Sinn Fein supports Northern Ireland police force

February 1, 2007
Issue 

At an extraordinary Ard Fheis (congress) of Sinn Fein held in Dublin on January 28, delegates voted overwhelmingly to endorse the Police Service of Northern Ireland (PSNI), long known for its discriminatory and violent practices towards the Irish republican movement and Northern Ireland Catholics. About 90% of the 982 delegates at the congress accepted the motion put forward by Sinn Fein's Ard Chomhairle (national executive), paving the way for a devolution of power to the Northern Ireland Assembly as outlined in the 1998 Good Friday Agreement.

The vote means that Sinn Fein has fulfilled its obligations under the October 2006 St Andrew's Agreement, which resulted from British- and Irish-sponsored negotiations between Sinn Fein and the Democratic Unionist Party (DUP), led by Ian Paisley. March 26 was the date set for the change from direct British rule to a power-sharing Belfast-based executive, with Paisley as first minister and leading Sinn Fein member Martin McGuinness as deputy first minister. Northern Ireland Assembly elections are planned for March 7.

The key condition of the accord for Sinn Fein was that it agree to end its historic boycott of the PSNI; the ultra-loyalist DUP simply had to agree to share power with republicans. British Prime Minister Tony Blair and Irish Taoiseach (prime minister) Bertie Ahern welcomed the news of the vote; however, while Paisley has responded with characteristically gloating claims that Sinn Fein was forced to capitulate to the DUP, he has not yet given an assurance that the power-sharing process will go ahead smoothly.

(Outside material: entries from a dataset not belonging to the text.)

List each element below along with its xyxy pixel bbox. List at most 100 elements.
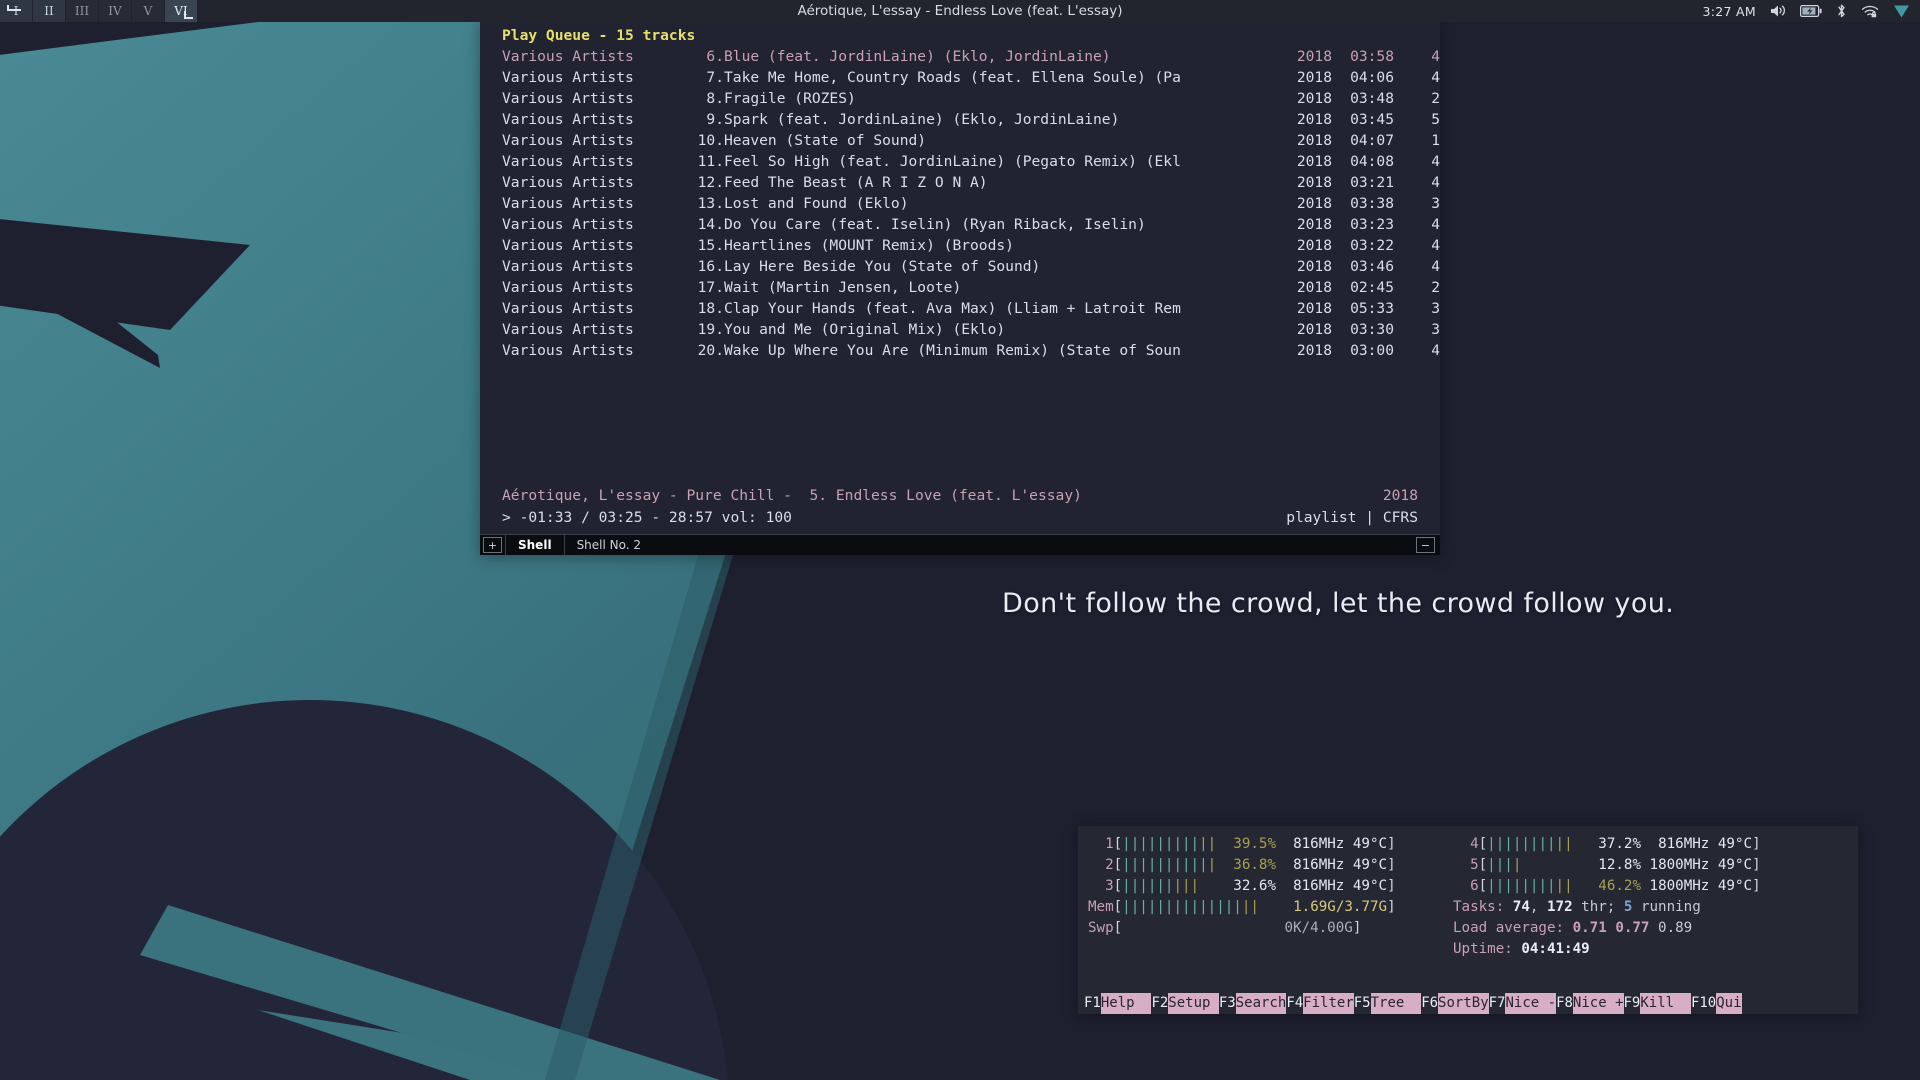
workspace-tag-4[interactable]: IV xyxy=(99,0,132,22)
meter-value: 0K/4.00G xyxy=(1284,920,1353,936)
track-year: 2018 xyxy=(1296,216,1332,233)
cpu-percent: 39.5% xyxy=(1233,836,1276,852)
htop-window[interactable]: 1[||||||||||| 39.5% 816MHz 49°C] 2[|||||… xyxy=(1078,826,1858,1014)
fnlabel-f1[interactable]: Help xyxy=(1100,993,1152,1014)
wifi-icon[interactable] xyxy=(1861,4,1879,18)
fnkey-f4[interactable]: F4 xyxy=(1286,993,1304,1014)
track-number: 9. xyxy=(706,111,724,128)
bluetooth-icon[interactable] xyxy=(1836,3,1847,19)
track-rating: 4 xyxy=(1431,258,1440,275)
playback-position: > -01:33 / 03:25 - 28:57 vol: 100 xyxy=(502,509,792,526)
fnkey-f9[interactable]: F9 xyxy=(1623,993,1641,1014)
cpu-id: 1 xyxy=(1088,836,1114,852)
track-row[interactable]: Various Artists 16. Lay Here Beside You (S… xyxy=(480,256,1440,277)
track-title: Blue (feat. JordinLaine) (Eklo, JordinLa… xyxy=(724,48,1111,65)
fnkey-f8[interactable]: F8 xyxy=(1556,993,1573,1014)
track-row[interactable]: Various Artists 9. Spark (feat. JordinLain… xyxy=(480,109,1440,130)
konsole-tabbar[interactable]: + Shell Shell No. 2 − xyxy=(480,534,1440,555)
track-year: 2018 xyxy=(1296,69,1332,86)
track-row[interactable]: Various Artists 19. You and Me (Original M… xyxy=(480,319,1440,340)
workspace-tag-2[interactable]: II xyxy=(33,0,66,22)
track-duration: 03:22 xyxy=(1350,237,1394,254)
track-year: 2018 xyxy=(1296,321,1332,338)
fnlabel-f2[interactable]: Setup xyxy=(1168,993,1219,1014)
workspace-tag-6[interactable]: VI xyxy=(165,0,198,22)
track-row[interactable]: Various Artists 12. Feed The Beast (A R I … xyxy=(480,172,1440,193)
battery-icon[interactable] xyxy=(1800,5,1822,17)
track-year: 2018 xyxy=(1296,195,1332,212)
workspace-tag-5[interactable]: V xyxy=(132,0,165,22)
track-row[interactable]: Various Artists 8. Fragile (ROZES) 2018 03:4… xyxy=(480,88,1440,109)
track-row[interactable]: Various Artists 14. Do You Care (feat. Ise… xyxy=(480,214,1440,235)
cpu-meter-6: 6[|||||||||| 46.2% 1800MHz 49°C] xyxy=(1453,878,1761,894)
vpn-triangle-icon[interactable] xyxy=(1893,4,1910,19)
close-tab-button[interactable]: − xyxy=(1416,537,1435,553)
tasks-stat: Tasks: 74, 172 thr; 5 running xyxy=(1453,899,1701,915)
fnlabel-f4[interactable]: Filter xyxy=(1303,993,1354,1014)
fnkey-f10[interactable]: F10 xyxy=(1690,993,1717,1014)
fnlabel-f10[interactable]: Qui xyxy=(1716,993,1742,1014)
fnkey-f1[interactable]: F1 xyxy=(1084,993,1101,1014)
cmus-player[interactable]: Play Queue - 15 tracks Various Artists 6.… xyxy=(480,20,1440,534)
track-row[interactable]: Various Artists 18. Clap Your Hands (feat.… xyxy=(480,298,1440,319)
cpu-percent: 36.8% xyxy=(1233,857,1276,873)
track-artist: Various Artists xyxy=(502,111,634,128)
fnlabel-f8[interactable]: Nice + xyxy=(1572,993,1624,1014)
track-rating: 3 xyxy=(1431,195,1440,212)
fnkey-f6[interactable]: F6 xyxy=(1421,993,1439,1014)
cmus-statusline: Aérotique, L'essay - Pure Chill - 5. End… xyxy=(480,485,1440,528)
track-row[interactable]: Various Artists 13. Lost and Found (Eklo) 2… xyxy=(480,193,1440,214)
track-artist: Various Artists xyxy=(502,258,634,275)
track-row[interactable]: Various Artists 17. Wait (Martin Jensen, L… xyxy=(480,277,1440,298)
fnlabel-f5[interactable]: Tree xyxy=(1370,993,1422,1014)
volume-icon[interactable] xyxy=(1770,4,1786,18)
track-title: Lay Here Beside You (State of Sound) xyxy=(724,258,1041,275)
track-artist: Various Artists xyxy=(502,90,634,107)
now-playing-row: Aérotique, L'essay - Pure Chill - 5. End… xyxy=(502,485,1418,506)
track-number: 15. xyxy=(697,237,724,254)
cpu-meter-3: 3[||||||||| 32.6% 816MHz 49°C] xyxy=(1088,878,1396,894)
fnkey-f2[interactable]: F2 xyxy=(1151,993,1169,1014)
track-title: Heartlines (MOUNT Remix) (Broods) xyxy=(724,237,1014,254)
track-row[interactable]: Various Artists 15. Heartlines (MOUNT Remi… xyxy=(480,235,1440,256)
track-row[interactable]: Various Artists 7. Take Me Home, Country R… xyxy=(480,67,1440,88)
track-rating: 2 xyxy=(1431,279,1440,296)
fnkey-f3[interactable]: F3 xyxy=(1218,993,1236,1014)
track-title: Clap Your Hands (feat. Ava Max) (Lliam +… xyxy=(724,300,1181,317)
htop-meters: 1[||||||||||| 39.5% 816MHz 49°C] 2[|||||… xyxy=(1078,834,1858,960)
clock[interactable]: 3:27 AM xyxy=(1703,4,1756,19)
cpu-temp: 49°C xyxy=(1709,857,1753,873)
htop-function-key-bar[interactable]: F1 Help F2 Setup F3 Search F4 Filter F5 Tree F6… xyxy=(1078,993,1858,1014)
workspace-tag-label: V xyxy=(143,4,153,18)
meter-label: Swp xyxy=(1088,920,1114,936)
fnlabel-f3[interactable]: Search xyxy=(1235,993,1287,1014)
workspace-tag-list: I II III IV V VI xyxy=(0,0,198,22)
fnlabel-f9[interactable]: Kill xyxy=(1640,993,1691,1014)
workspace-tag-1[interactable]: I xyxy=(0,0,33,22)
cpu-temp: 49°C xyxy=(1344,857,1388,873)
track-duration: 02:45 xyxy=(1350,279,1394,296)
konsole-tab-shell[interactable]: Shell xyxy=(505,535,564,555)
fnkey-f5[interactable]: F5 xyxy=(1353,993,1371,1014)
fnlabel-f6[interactable]: SortBy xyxy=(1438,993,1489,1014)
workspace-tag-label: IV xyxy=(108,4,122,18)
track-title: Take Me Home, Country Roads (feat. Ellen… xyxy=(724,69,1181,86)
track-list[interactable]: Various Artists 6. Blue (feat. JordinLaine… xyxy=(480,46,1440,361)
fnlabel-f7[interactable]: Nice - xyxy=(1505,993,1557,1014)
cpu-meter-4: 4[|||||||||| 37.2% 816MHz 49°C] xyxy=(1453,836,1761,852)
new-tab-button[interactable]: + xyxy=(483,537,502,553)
track-row[interactable]: Various Artists 11. Feel So High (feat. Jo… xyxy=(480,151,1440,172)
track-row[interactable]: Various Artists 10. Heaven (State of Sound… xyxy=(480,130,1440,151)
track-artist: Various Artists xyxy=(502,321,634,338)
konsole-tab-shell-2[interactable]: Shell No. 2 xyxy=(563,535,653,555)
track-duration: 03:30 xyxy=(1350,321,1394,338)
track-year: 2018 xyxy=(1296,48,1332,65)
workspace-tag-3[interactable]: III xyxy=(66,0,99,22)
track-row[interactable]: Various Artists 20. Wake Up Where You Are … xyxy=(480,340,1440,361)
fnkey-f7[interactable]: F7 xyxy=(1488,993,1506,1014)
track-row[interactable]: Various Artists 6. Blue (feat. JordinLaine… xyxy=(480,46,1440,67)
track-title: Feed The Beast (A R I Z O N A) xyxy=(724,174,988,191)
konsole-window[interactable]: Play Queue - 15 tracks Various Artists 6.… xyxy=(480,20,1440,555)
play-queue-title: Play Queue - 15 tracks xyxy=(502,27,696,44)
track-year: 2018 xyxy=(1296,153,1332,170)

The decision on endorsing the PSNI has been met with a mixed response by republicans. While many viewed the decision as a way to critically engage with the police force in order to depoliticise it, and a crucial step in moving the "peace process" forward, others viewed the decision with dismay. Sinn Fein leader Gerry Adams was met with cries of "traitor!" as he entered the Ard Fheis, and Ogra Shinn Fein (Sinn Fein's youth wing) voted against the proposal, putting forward an alternative plan for a decentralised and accountable municipality-based civic police force.

Ogra Shinn Fein leader Barry McGolgan said in the lead-up to the Ard Fheis that the youth wing "has always opposed the brutal, sectarian state militia that passed for a police force in the North. It was Ogra who spearheaded the 'Disband the RUC [Royal Ulster Constabulary, as the PSNI was called until 2001] campaign, it was Ogra who called on young people not to join a repackaged RUC — the PSNI — and it was Ogra who last year were shouting from the rooftops, literally, to 'smash political policing'." However, Ogra stated that it would respect the decision of the Ard Fheis.

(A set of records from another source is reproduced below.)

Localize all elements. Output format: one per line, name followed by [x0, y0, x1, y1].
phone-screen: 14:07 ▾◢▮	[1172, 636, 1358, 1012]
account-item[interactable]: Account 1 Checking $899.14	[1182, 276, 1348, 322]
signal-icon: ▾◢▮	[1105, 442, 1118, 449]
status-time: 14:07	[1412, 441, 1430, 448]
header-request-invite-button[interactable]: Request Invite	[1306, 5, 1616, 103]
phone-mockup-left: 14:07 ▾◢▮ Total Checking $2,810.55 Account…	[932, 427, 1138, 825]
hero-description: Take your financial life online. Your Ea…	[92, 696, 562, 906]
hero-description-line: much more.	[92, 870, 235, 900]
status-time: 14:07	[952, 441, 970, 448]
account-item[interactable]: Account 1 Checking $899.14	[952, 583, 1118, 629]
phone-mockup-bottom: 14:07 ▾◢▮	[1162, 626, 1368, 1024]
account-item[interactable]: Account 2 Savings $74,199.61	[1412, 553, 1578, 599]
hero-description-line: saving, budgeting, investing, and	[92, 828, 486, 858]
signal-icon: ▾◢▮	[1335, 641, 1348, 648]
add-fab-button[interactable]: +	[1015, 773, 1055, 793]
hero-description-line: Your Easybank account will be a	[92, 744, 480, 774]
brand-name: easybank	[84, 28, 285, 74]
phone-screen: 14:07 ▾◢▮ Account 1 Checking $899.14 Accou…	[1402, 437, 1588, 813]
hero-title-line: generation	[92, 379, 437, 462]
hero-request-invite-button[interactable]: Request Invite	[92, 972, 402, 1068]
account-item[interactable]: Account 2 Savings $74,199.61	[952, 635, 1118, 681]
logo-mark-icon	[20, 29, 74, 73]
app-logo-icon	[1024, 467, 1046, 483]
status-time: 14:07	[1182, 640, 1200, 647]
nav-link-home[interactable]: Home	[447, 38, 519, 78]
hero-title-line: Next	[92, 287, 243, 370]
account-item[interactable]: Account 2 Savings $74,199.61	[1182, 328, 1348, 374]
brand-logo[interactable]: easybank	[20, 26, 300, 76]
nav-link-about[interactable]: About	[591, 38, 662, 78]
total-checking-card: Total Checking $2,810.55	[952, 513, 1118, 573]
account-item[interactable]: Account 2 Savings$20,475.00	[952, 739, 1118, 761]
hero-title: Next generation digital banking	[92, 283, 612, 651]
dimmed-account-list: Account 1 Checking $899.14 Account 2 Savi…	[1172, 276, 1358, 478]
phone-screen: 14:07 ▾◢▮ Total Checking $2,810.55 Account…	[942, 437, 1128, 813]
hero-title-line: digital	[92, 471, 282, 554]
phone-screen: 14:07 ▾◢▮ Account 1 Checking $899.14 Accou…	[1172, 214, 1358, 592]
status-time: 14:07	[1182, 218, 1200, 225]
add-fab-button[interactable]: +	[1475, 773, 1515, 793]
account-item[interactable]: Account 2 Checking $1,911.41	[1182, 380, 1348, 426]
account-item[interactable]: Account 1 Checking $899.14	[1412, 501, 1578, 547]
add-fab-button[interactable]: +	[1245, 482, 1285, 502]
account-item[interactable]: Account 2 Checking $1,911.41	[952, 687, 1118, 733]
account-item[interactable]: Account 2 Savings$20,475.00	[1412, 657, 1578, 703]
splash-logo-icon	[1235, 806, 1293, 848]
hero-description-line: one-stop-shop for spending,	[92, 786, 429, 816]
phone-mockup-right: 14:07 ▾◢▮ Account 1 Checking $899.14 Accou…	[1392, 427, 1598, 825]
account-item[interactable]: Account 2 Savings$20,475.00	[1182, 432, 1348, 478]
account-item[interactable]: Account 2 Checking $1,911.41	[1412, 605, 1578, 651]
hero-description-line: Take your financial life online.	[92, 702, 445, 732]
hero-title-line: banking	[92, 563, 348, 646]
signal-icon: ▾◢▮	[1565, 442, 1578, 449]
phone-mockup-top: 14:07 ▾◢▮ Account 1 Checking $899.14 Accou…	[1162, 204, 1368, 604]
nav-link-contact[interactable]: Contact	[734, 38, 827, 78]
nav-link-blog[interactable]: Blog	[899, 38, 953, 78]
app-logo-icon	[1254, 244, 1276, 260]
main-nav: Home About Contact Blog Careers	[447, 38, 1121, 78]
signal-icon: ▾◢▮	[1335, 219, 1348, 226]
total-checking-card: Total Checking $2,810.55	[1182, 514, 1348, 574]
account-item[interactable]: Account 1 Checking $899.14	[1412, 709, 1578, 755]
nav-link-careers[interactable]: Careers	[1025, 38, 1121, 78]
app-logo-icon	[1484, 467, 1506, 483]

The motion commits the party to supporting the police force and criminal justice system for the first time in Irish history. British intelligence agency MI5 will be "separated" from the civic police force, which it has been involved in for decades, but will remain active in Northern Ireland, and plastic bullets will not be banned. Sinn Fein stated that it had won a "victory" in the form of a commitment from the PSNI that it "would not be used for the purpose of public order/crowd control".

The endorsement of the PSNI comes as a police ombudsman report released on January 22 revealed evidence of police collusion with loyalist paramilitaries, including allowing "informants" to get away with the murder of republican activists. The three-and-a-half-year investigation into collusion between the Special Branch of the RUC and the Ulster Volunteer Force (UVF) between 1991 and 2003 found that police informants were linked to 10 murders, 10 attempted murders, the bombing of Sinn Fein's Monaghan office in the Republic of Ireland, 10 "punishment" shootings and many more crimes including drug-dealing and extortion.

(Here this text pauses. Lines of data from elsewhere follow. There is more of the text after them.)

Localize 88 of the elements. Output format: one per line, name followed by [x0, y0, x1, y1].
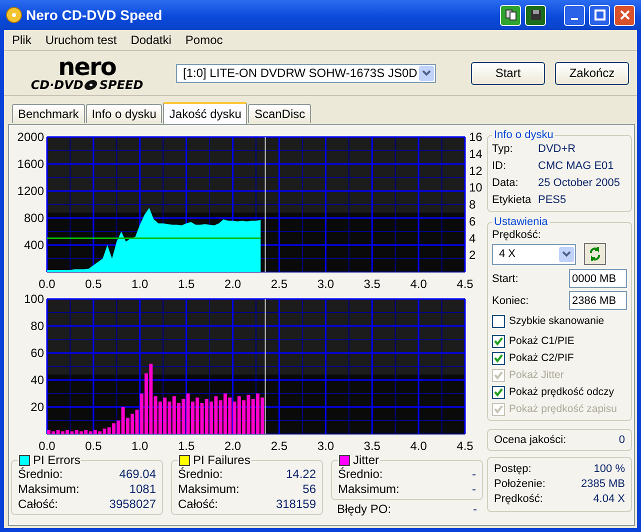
- info-label: ID:: [492, 159, 508, 174]
- x-tick-label: 1.0: [132, 277, 148, 291]
- x-tick-label: 2.5: [270, 277, 288, 291]
- end-label: Koniec:: [492, 294, 529, 306]
- group-title: Ustawienia: [493, 216, 549, 228]
- y-tick-label: 60: [30, 346, 44, 360]
- y-tick-label: 2: [469, 248, 476, 262]
- stat-value: 1081: [129, 482, 156, 497]
- info-label: Typ:: [492, 142, 514, 157]
- x-tick-label: 3.5: [364, 439, 380, 453]
- x-tick-label: 3.5: [364, 277, 380, 291]
- x-tick-label: 4.0: [410, 439, 427, 453]
- stat-label: Błędy PO:: [337, 502, 392, 517]
- quality-value: 0: [618, 433, 625, 448]
- info-label: Etykieta: [492, 193, 532, 208]
- stat-value: 56: [302, 482, 316, 497]
- stat-label: Maksimum:: [338, 482, 400, 497]
- x-tick-label: 1.5: [178, 439, 195, 453]
- y-tick-label: 20: [30, 400, 44, 414]
- start-label: Start:: [492, 272, 518, 284]
- stat-label: Średnio:: [338, 467, 383, 482]
- progress-value: 2385 MB: [580, 477, 625, 492]
- option-label: Szybkie skanowanie: [509, 314, 604, 329]
- group-title: Jitter: [353, 453, 380, 467]
- option-label: Pokaż C1/PIE: [509, 334, 574, 349]
- stat-value: 3958027: [109, 497, 156, 512]
- stat-value: -: [473, 502, 477, 517]
- y-tick-label: 16: [469, 130, 482, 144]
- option-label: Pokaż prędkość odczy: [509, 385, 614, 400]
- x-tick-label: 0.0: [38, 277, 56, 291]
- stat-value: -: [472, 467, 476, 482]
- y-tick-label: 2000: [17, 130, 44, 144]
- y-tick-label: 12: [469, 164, 482, 178]
- progress-value: 100 %: [594, 462, 625, 477]
- x-tick-label: 2.5: [270, 439, 288, 453]
- x-tick-label: 1.0: [132, 439, 148, 453]
- stat-value: 469.04: [119, 467, 156, 482]
- progress-label: Położenie:: [494, 477, 546, 492]
- x-tick-label: 4.5: [456, 277, 474, 291]
- y-tick-label: 10: [469, 180, 482, 195]
- y-tick-label: 6: [469, 214, 476, 228]
- info-value: DVD+R: [538, 142, 576, 157]
- x-tick-label: 4.5: [456, 439, 474, 453]
- x-tick-label: 0.0: [38, 439, 56, 453]
- option-label: Pokaż C2/PIF: [509, 351, 574, 366]
- info-value: 25 October 2005: [538, 176, 620, 191]
- stat-value: -: [472, 482, 476, 497]
- x-tick-label: 1.5: [178, 277, 195, 291]
- x-tick-label: 4.0: [410, 277, 427, 291]
- group-title: PI Failures: [193, 453, 250, 467]
- x-tick-label: 3.0: [317, 277, 334, 291]
- progress-label: Postęp:: [494, 462, 532, 477]
- group-title: PI Errors: [33, 453, 80, 467]
- progress-label: Prędkość:: [494, 492, 543, 507]
- info-label: Data:: [492, 176, 520, 191]
- quality-label: Ocena jakości:: [494, 433, 566, 448]
- speed-label: Prędkość:: [492, 228, 542, 243]
- x-tick-label: 2.0: [224, 277, 242, 291]
- y-tick-label: 80: [30, 319, 44, 333]
- info-value: PES5: [538, 193, 566, 208]
- stat-label: Maksimum:: [178, 482, 240, 497]
- y-tick-label: 14: [469, 146, 482, 161]
- option-label: Pokaż prędkość zapisu: [509, 402, 617, 417]
- x-tick-label: 3.0: [317, 439, 334, 453]
- logo: nero CD·DVD SPEED: [30, 55, 144, 91]
- info-value: CMC MAG E01: [538, 159, 614, 174]
- y-tick-label: 400: [24, 238, 44, 252]
- stat-value: 318159: [276, 497, 316, 512]
- stat-label: Całość:: [18, 497, 58, 512]
- y-tick-label: 1600: [17, 157, 44, 171]
- progress-value: 4.04 X: [593, 492, 625, 507]
- stat-label: Średnio:: [18, 467, 63, 482]
- stat-label: Maksimum:: [18, 482, 80, 497]
- stat-label: Całość:: [178, 497, 218, 512]
- option-label: Pokaż Jitter: [509, 368, 564, 383]
- x-tick-label: 2.0: [224, 439, 242, 453]
- y-tick-label: 800: [24, 211, 44, 225]
- group-title: Info o dysku: [493, 129, 554, 141]
- stat-label: Średnio:: [178, 467, 223, 482]
- x-tick-label: 0.5: [85, 277, 102, 291]
- y-tick-label: 100: [24, 292, 44, 306]
- y-tick-label: 1200: [17, 184, 44, 198]
- y-tick-label: 4: [469, 231, 476, 246]
- y-tick-label: 40: [30, 373, 44, 387]
- stat-value: 14.22: [286, 467, 316, 482]
- y-tick-label: 8: [469, 198, 476, 212]
- window-title: Nero CD-DVD Speed: [26, 7, 162, 23]
- x-tick-label: 0.5: [85, 439, 102, 453]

The report, commissioned following the 1997 death of 22-year-old Raymond McCord Junior, who was beaten to death by UVF thugs, confirmed what most republicans and Northern Ireland Catholics already knew about the deep and longstanding collaboration between the RUC and loyalist paramilitaries. Police Ombudsman Nuala O'Loan said that while it would be easy to blame the junior officers involved in the collusion, "they could not have operated as they did without the knowledge and support at the highest levels of the RUC and the PSNI".

The Sinn Fein leadership claims that supporting the PSNI will provide the means to transform the body into a non-partisan civic force. Yet in response to the call for endorsing the force last year, Patricia Campbell, a republican activist and president of the Independent Workers' Union, told the July August 2006 edition of Against the Current, "This is the RUC that smashed into our homes, harassed us, tortured us, waged war against us. Now republicans are being encouraged to join the 'new' RUC ... The Palestinians have already had to swallow that bitter pill, they have witnessed the same thing."

Former Provisional Irish Republican Army prisoner and Sinn Fein member Gerry McGeough rejected the policing decision and announced that he would stand against Sinn Fein in Fermanagh and South Tyrone in the March 7 elections. The Ireland Online news service reported on January 31 that McGeough said regardless of what Sinn Fein did, "it would not satisfy the insatiable demands of the DUP".

"Sinn Fein, by endorsing the Crown forces, has taken the united Ireland agenda out of the equation ... What we are witnessing now is the ongoing capitulation of Sinn Fein, who have no option but to keep dancing to the tune of the DUP and the British government."